# Help updating HDD firmware



## razaron (Feb 18, 2011)

This is the firmware I'm trying to update to but I don't understand the instructions. help please.


----------



## H82LUZ73 (Feb 18, 2011)

A 36.



This patch code is released in order to solve the compatibilty problem between SB850 chipset and
F3 + F3EG model.
This patch program works only to
F3     (HD323HJ / HD502HJ / HD503HI / HD103SJ / HD105SI)
F3EG (HD153WI / HD203WI)

[F/W Patch Procedure]
1. Please unzip attached file to Bootable media (USB,CD, Floppy...etc).
2. Please connect Target HDD to Primary / Mast.
3. Booting the system to DOS mode by bootable media.(which with this F/W flash program).
4. Please run " Patch ".
5. When FW Flash successfully message display , please Power Off system, to make F/W flash complete.

Note: Please do not warm boot(Ctrl+Alt+Delet , or push Reset button..etc) your PC during the
           F/W patch. Warm boot can make F/W Patch fail and make unexpected problem on HDD.



 just burn it to a cd ,go into bios set cd to boot first,While your doing that make sure the hd is on the primary master(in your case the ssd will be the primary) so it should be the first drive after the cd boots,I usually just leave the drive im updating connected and just disconnect the others by removing the power to them.when the cd boots to the preloaded dos prompt type patch, when that says it is done just turn the power button off wait a few secs and power on again.


----------



## razaron (Feb 18, 2011)

H82LUZ73 said:


> just burn it to a cd ,go into bios set cd to boot first,While your doing that make sure the hd is on the primary master(in your case the ssd will be the primary) so it should be the first drive after the cd boots,I usually just leave the drive im updating connected and just disconnect the others by removing the power to them.when the cd boots to the preloaded dos prompt type patch, when that says it is done just turn the power button off wait a few secs and power on again.

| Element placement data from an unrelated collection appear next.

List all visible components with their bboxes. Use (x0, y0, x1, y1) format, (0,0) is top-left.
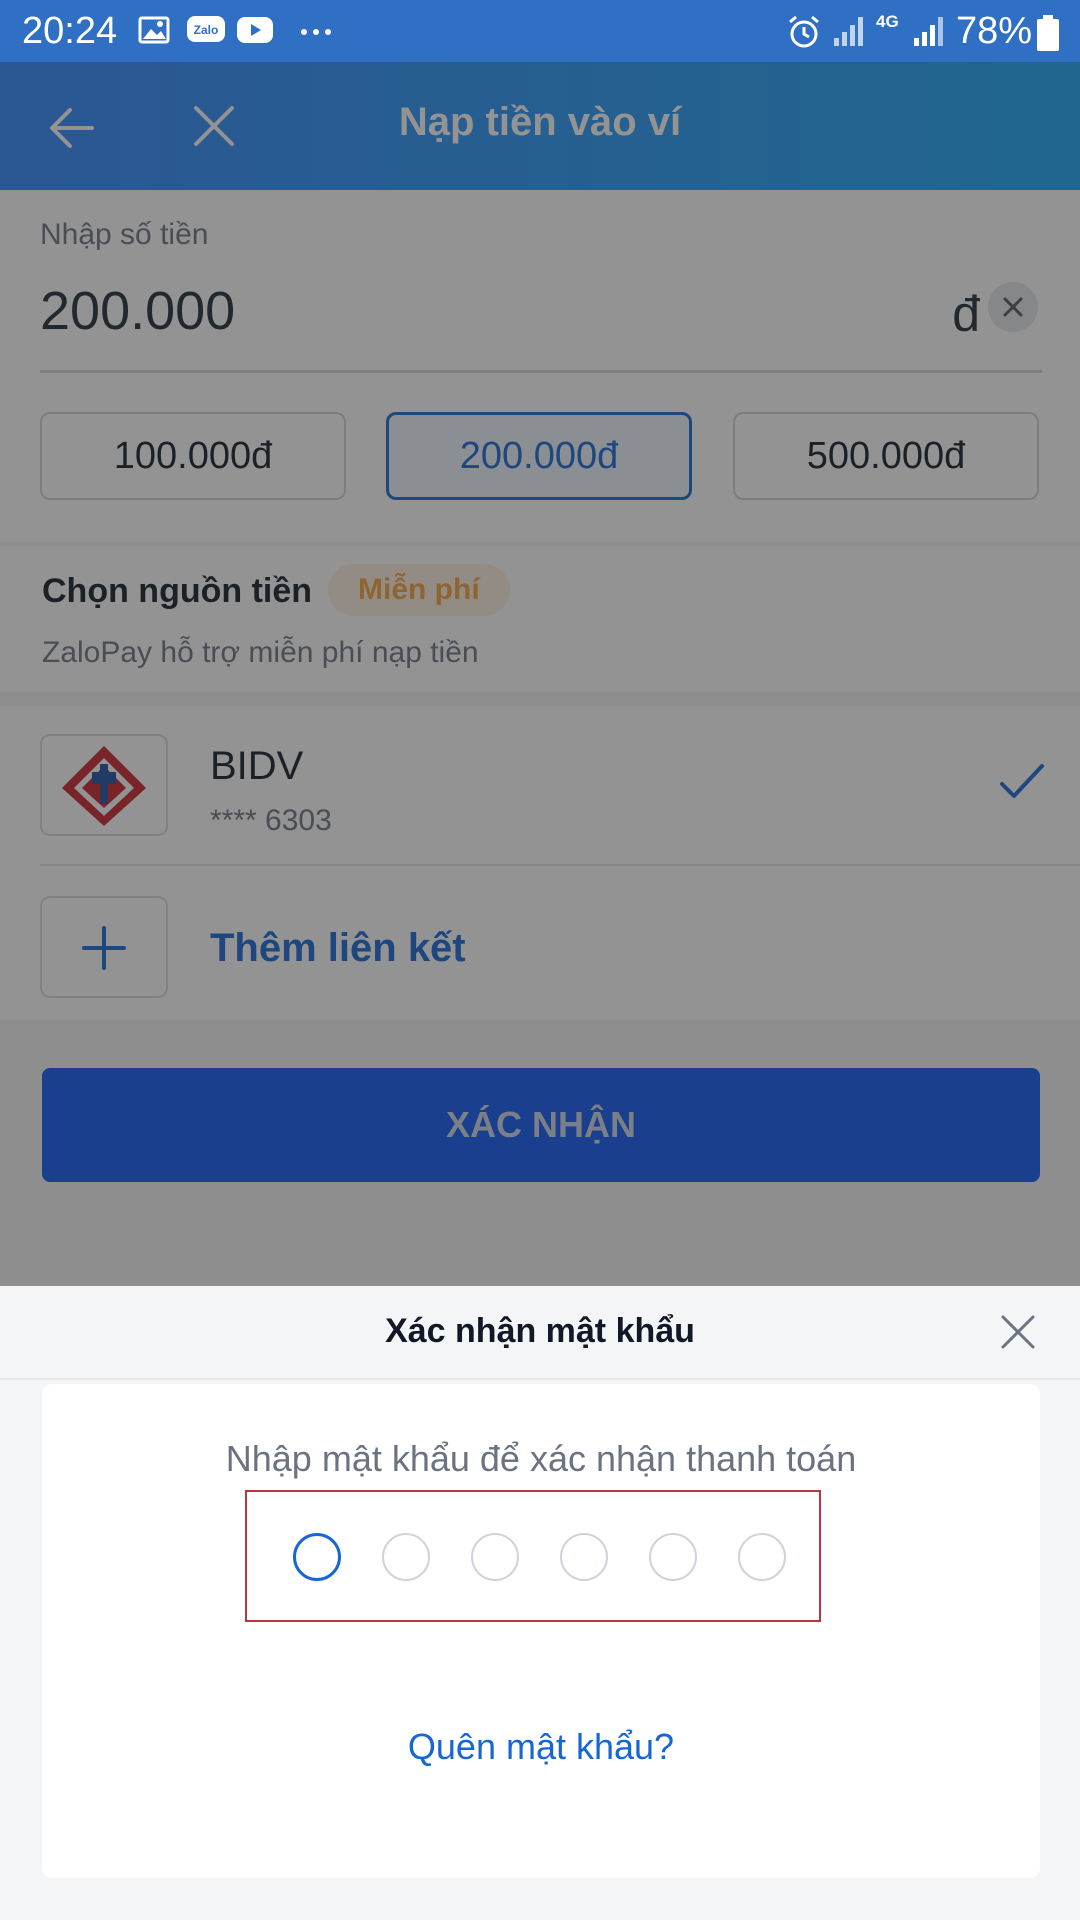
source-description: ZaloPay hỗ trợ miễn phí nạp tiền (42, 636, 479, 669)
status-bar: 20:24 Zalo 4G 78% (0, 0, 1080, 62)
more-icon (301, 29, 331, 35)
svg-text:Zalo: Zalo (194, 23, 219, 37)
add-link-label[interactable]: Thêm liên kết (210, 926, 466, 971)
source-list: BIDV **** 6303 Thêm liên kết (0, 706, 1080, 1020)
currency-symbol: đ (952, 286, 980, 342)
sheet-title: Xác nhận mật khẩu (385, 1312, 695, 1350)
signal-icon (834, 17, 863, 46)
quick-amount-chip-selected[interactable]: 200.000đ (386, 412, 692, 500)
free-badge: Miễn phí (328, 564, 510, 616)
close-icon[interactable] (1000, 1314, 1036, 1350)
checkmark-icon (1000, 764, 1044, 798)
bank-account-number: **** 6303 (210, 804, 332, 837)
divider (40, 864, 1080, 866)
pin-dot (471, 1533, 519, 1581)
sheet-card: Nhập mật khẩu để xác nhận thanh toán Quê… (42, 1384, 1040, 1878)
page-title: Nạp tiền vào ví (398, 100, 682, 144)
plus-icon (82, 926, 126, 970)
amount-section: Nhập số tiền 200.000 đ 100.000đ 200.000đ… (0, 190, 1080, 542)
gallery-icon (138, 16, 170, 44)
amount-input[interactable]: 200.000 (40, 280, 235, 342)
source-title: Chọn nguồn tiền (42, 572, 313, 610)
battery-icon (1037, 15, 1059, 51)
bidv-logo (40, 734, 168, 836)
pin-dot (649, 1533, 697, 1581)
forgot-password-link[interactable]: Quên mật khẩu? (42, 1726, 1040, 1768)
clear-amount-button[interactable] (988, 282, 1038, 332)
pin-dot-active (293, 1533, 341, 1581)
amount-label: Nhập số tiền (40, 218, 209, 251)
bidv-logo-icon (62, 746, 146, 826)
pin-dot (560, 1533, 608, 1581)
battery-level: 78% (956, 10, 1033, 52)
page-content: Nhập số tiền 200.000 đ 100.000đ 200.000đ… (0, 190, 1080, 1290)
pin-input[interactable] (245, 1490, 821, 1622)
signal-icon (914, 17, 943, 46)
password-instruction: Nhập mật khẩu để xác nhận thanh toán (225, 1438, 857, 1479)
status-time: 20:24 (22, 10, 118, 52)
add-link-button[interactable] (40, 896, 168, 998)
app-bar: Nạp tiền vào ví (0, 62, 1080, 190)
source-header: Chọn nguồn tiền Miễn phí ZaloPay hỗ trợ … (0, 546, 1080, 692)
youtube-icon (237, 17, 273, 43)
zalo-icon: Zalo (187, 16, 225, 42)
password-sheet: Xác nhận mật khẩu Nhập mật khẩu để xác n… (0, 1286, 1080, 1920)
network-type: 4G (876, 12, 899, 31)
confirm-button[interactable]: XÁC NHẬN (42, 1068, 1040, 1182)
pin-dot (738, 1533, 786, 1581)
close-icon (1003, 297, 1023, 317)
sheet-header: Xác nhận mật khẩu (0, 1286, 1080, 1380)
amount-underline (40, 370, 1042, 373)
pin-dot (382, 1533, 430, 1581)
quick-amount-chip[interactable]: 100.000đ (40, 412, 346, 500)
alarm-icon (789, 15, 819, 48)
bank-name[interactable]: BIDV (210, 744, 303, 789)
quick-amount-chip[interactable]: 500.000đ (733, 412, 1039, 500)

I've done that but the cd doesn't boot. I just get the insert boot media message.


----------



## H82LUZ73 (Feb 19, 2011)

you use imgburn http://www.imgburn.com/ or Nero burn image?

Oh great that has no pre loaded dos try this tool http://org.downloadcenter.samsung.com/downloadfile/ContentsFile.aspx?CDSite=global&CttFileID=220644&CDCttType=SW&ModelType=N&ModelName=HD153WI&VPath=SW/201011/20101118113245515/ESTOOL301v.iso use this to boot to dos promp then select the cd with the firmware update.


----------



## razaron (Feb 19, 2011)

Finally done flashing. Here's an excellent guide for making a bootable flash drive.



H82LUZ73 said:


> you use imgburn http://www.imgburn.com/ or Nero burn image?
> 
> Oh great that has no pre loaded dos try this tool http://org.downloadcenter.samsung.com/downloadfile/ContentsFile.aspx?CDSite=global&CttFileID=220644&CDCttType=SW&ModelType=N&ModelName=HD153WI&VPath=SW/201011/20101118113245515/ESTOOL301v.iso use this to boot to dos promp then select the cd with the firmware update.



I ended up running out of CD's (only had 2).


----------